Get Creative: Classroom Tools for Tracking Student Progress

A generic bar graph on a chalkboard background.

Every day, thousands of students across the nation are progressing through lesson plans to develop skills aligned with state standards. Although teachers often have progress visibility using classroom tools such as online dashboards, accumulated growth is not always as evident to the students. In observing the creative ways teachers incorporate eSpark into their classroom routines, we’ve noticed that successful classrooms consistently display visual charts for tracking student progress.

 

Classroom Tools for Tracking Student Progress

 

Visual representations of growth help students feel pride when they complete a project or lesson. Sharing data and performance information matters, and the “practice is most effective as an ongoing part of a classroom culture in which students are always collecting and analyzing information in order to improve,” states Mindshift in an excerpt from “Leaders of Their Own Learning: Transforming Schools Through Student-Engaged Assessment.” Looking for creative ways to develop new classroom tools to outwardly display student progress? Check out four real examples below from classrooms in Michigan, Chicago, and New York.

 

4 Charts for Tracking Student Progress

In the Michigan example below, a door is placed above each student’s light bulb to represent every ten doors the student unlocked in eSpark (a door is unlocked at the end of each quest to allow students to move on and conquer their next standard).

 

Classroom Tools for Tracking Student Progress

 

Similarly, in another Michigan Kindergarten classroom, teacher Hilary Speshock created a visual with ice cream cones to display progress (seen below). When students can see how much they have accomplished throughout the year and receive fun rewards like ice cream scoops for working hard, it encourages them to stay focused and continue working toward their personal academic goals.

 

Classroom Tools for Tracking Student Progress

 

In one Chicago classroom, the teacher’s tracking classroom tools include a more detailed description about what each student is currently working on. Next to each student’s name on the progress board is (1) a list of goals they plan to accomplish that year, (2) a space for them to physically post what skill or task they are attempting to master, and (3) an exit ticket.
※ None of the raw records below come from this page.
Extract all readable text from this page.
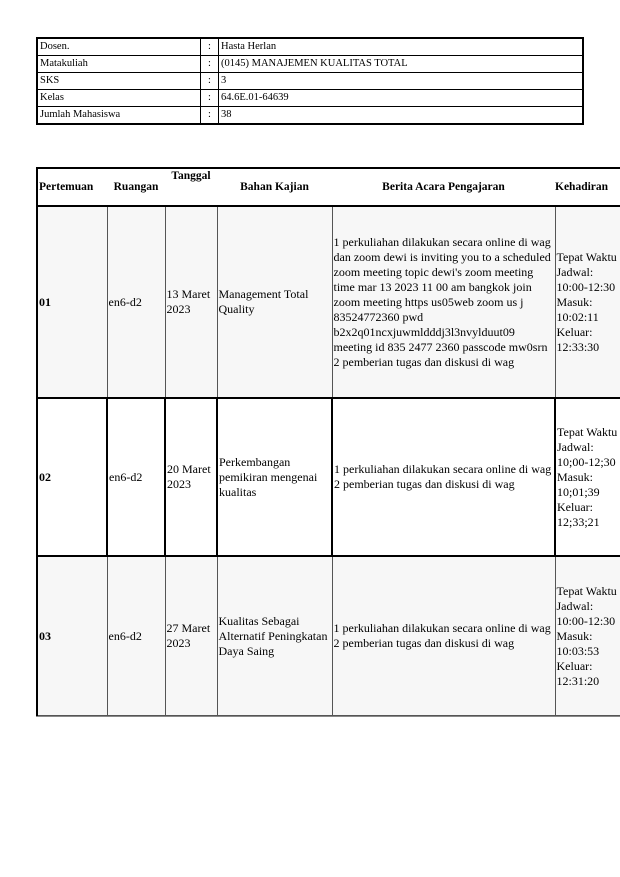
Dosen.	:	Hasta Herlan
Matakuliah	:	(0145) MANAJEMEN KUALITAS TOTAL
SKS	:	3
Kelas	:	64.6E.01-64639
Jumlah Mahasiswa	:	38
Pertemuan	Ruangan	Tanggal	Bahan Kajian	Berita Acara Pengajaran	Kehadiran
01	en6-d2	13 Maret 2023	Management Total Quality	1 perkuliahan dilakukan secara online di wag dan zoom dewi is inviting you to a scheduled zoom meeting topic dewi's zoom meeting time mar 13 2023 11 00 am bangkok join zoom meeting https us05web zoom us j 83524772360 pwd b2x2q01ncxjuwmldddj3l3nvylduut09 meeting id 835 2477 2360 passcode mw0srn 2 pemberian tugas dan diskusi di wag	Tepat Waktu Jadwal: 10:00-12:30 Masuk: 10:02:11 Keluar: 12:33:30
02	en6-d2	20 Maret 2023	Perkembangan pemikiran mengenai kualitas	1 perkuliahan dilakukan secara online di wag 2 pemberian tugas dan diskusi di wag	Tepat Waktu Jadwal: 10;00-12;30 Masuk: 10;01;39 Keluar: 12;33;21
03	en6-d2	27 Maret 2023	Kualitas Sebagai Alternatif Peningkatan Daya Saing	1 perkuliahan dilakukan secara online di wag 2 pemberian tugas dan diskusi di wag	Tepat Waktu Jadwal: 10:00-12:30 Masuk: 10:03:53 Keluar: 12:31:20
The list of quests provides a space for students to record their pre- and post-quiz scores, creating an opportunity for them to track their own assessment growth. At the end of each day, students use post-it notes as exit tickets to report back what they learned to the teacher. This method of tracking student progress holds students accountable for their daily comprehension as they are motivated to be on-task and fully engaged in their learning.

 

Classroom Tools for Tracking Student Progress

 

In the last example, New York teacher Michele Casale created a chart in the shape of an iPad for her classroom this fall. Like you saw in the first example, each student is represented with a light bulb on the iPad. For every eSpark quest completed, students receive a key to place above their name to symbolize another unlocked door. Ms. Casale advocates for tracking student progress in this way as the keys are very equal and attainable rewards for everyone in her classroom given eSpark’s differentiated instruction delivered on each student’s level.

 

Classroom Tools for Tracking Student Progress

Many variations of classroom tools and visual trackers can be effectively implemented in classrooms of all grade levels to encourage daily student progress that leads to strong academic gains.